Menambah referensi penelitian di bidang statistik terapan yang berkaitan dengan ketersediaan sarana kesehatan di tingkat desa/kelurahan pada setiap provinsi di Indonesia.
Manfaat Praktis
Memberikan gambaran bagi pemerintah tentang distribusi ketersediaan sarana kesehatan di desa/kelurahan sebagai dasar untuk merumuskan kebijakan pemerataan layanan kesehatan.
Membantu mengidentifikasi provinsi-provinsi prioritas untuk peningkatan sarana kesehatan berdasarkan hasil pengelompokkan.
Manfaat Sosial
- Mendukung peningkatan akses masyarakat terhadap fasilitas kesehatan melalui pemerataan pembangunan di wilayah dengan sarana kesehatan yang masih rendah.
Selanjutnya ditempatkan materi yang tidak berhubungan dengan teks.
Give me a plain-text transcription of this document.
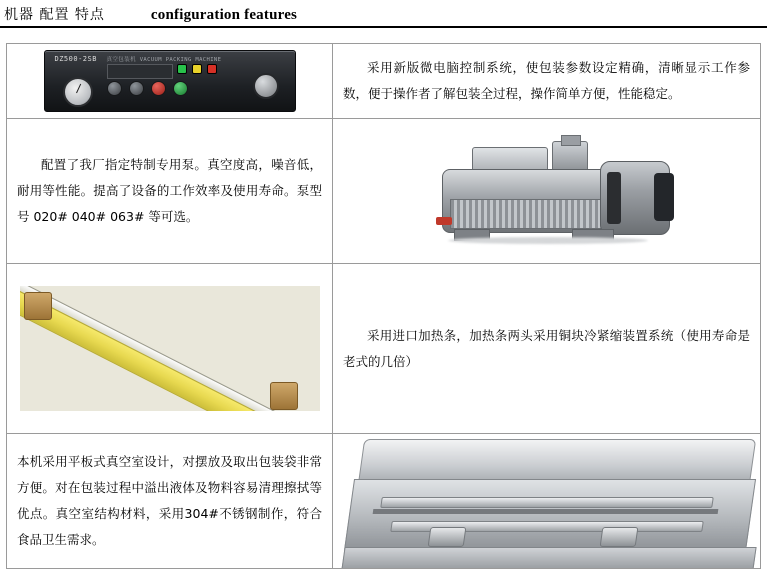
机器 配置 特点	configuration features
DZ500-2SB 真空包装机 VACUUM PACKING MACHINE	采用新版微电脑控制系统，使包装参数设定精确，清晰显示工作参数，便于操作者了解包装全过程，操作简单方便，性能稳定。

配置了我厂指定特制专用泵。真空度高，噪音低，耐用等性能。提高了设备的工作效率及使用寿命。泵型号 020# 040# 063# 等可选。	

	采用进口加热条，加热条两头采用铜块冷紧缩装置系统（使用寿命是老式的几倍）

本机采用平板式真空室设计，对摆放及取出包装袋非常方便。对在包装过程中溢出液体及物料容易清理擦拭等优点。真空室结构材料，采用304#不锈钢制作，符合食品卫生需求。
- Mendorong kesadaran masyarakat dan pemangku kebijakan tentang pentingnya pemerataan fasilitas kesehatan untuk meningkatkan kualitas hidup masyarakat.
2 TINJAUAN PUSTAKA
2.1 Statistika Deskriptif
Statistika deskriptif adalah cabang dari ilmu statistik yang bertujuan untuk menggambarkan, meringkas, dan menganalisis data dalam bentuk yang mudah dipahami. Statistika deskriptif melibatkan penggunaan tabel, grafik, dan ukuran ringkasan numerik untuk menjelaskan karakteristik dasar dari data yang dikumpulkan. Menurut Santoso (2015), dalam penelitian yang dipublikasikan dalam Jurnal Teknologi Informasi, statistika deskriptif membantu dalam memberikan gambaran awal tentang distribusi dan pola data sebelum dilakukan analisis yang lebih mendalam. Ini termasuk perhitungan seperti mean, median, modus, variansi, dan standar deviasi, serta representasi data melalui histogram, diagram batang, dan boxplot. Dengan demikian, statistika deskriptif merupakan alat yang sangat penting dalam berbagai bidang penelitian dan aplikasi praktis, menyediakan dasar yang kuat untuk analisis data yang lebih lanjut.
2.2 Analisis Cluster
Analisis cluster merupakan suatu analisis statistik yang bertujuan untuk menggabungkan objek atau variabel ke dalam kelompok yang mempunyai sifat berbeda antara kelompok satu dengan kelompok yang lainnya (Johnson & Wichern, 2002). Analisis cluster mengelompokkan sejumlah \(n\) objek berdasarkan varians yang secara relatif mempunyai kesamaan karakteristik diantara objek-objek tersebut, sehingga keragam di dalam suatu kelompok tersebut lebih kecil dibandingkan keragaman antar kelompok. Objek tersebut akan diklasifikasi kedalam satu atau lebih cluster akan mempunyai satu kemiripan atau kesamaan karakteristik. Prosedur cluster data dapat dilakukan dengan dua metode yaitu metode hierarki dan metode non-hierarki. Perbedaan dari kedua metode tersebut adalah pada penentuan jumlah kelompok atau cluster. Jika pada metode non-hierarki dalam menentukan jumlah cluster ditentukan terlebih dahulu sesuai keinginan peneliti, maka metode hierarki melalui proses pengelompokan secara bertahap seperti membentuk semacam pohon atau dendogram dengan tingkatan.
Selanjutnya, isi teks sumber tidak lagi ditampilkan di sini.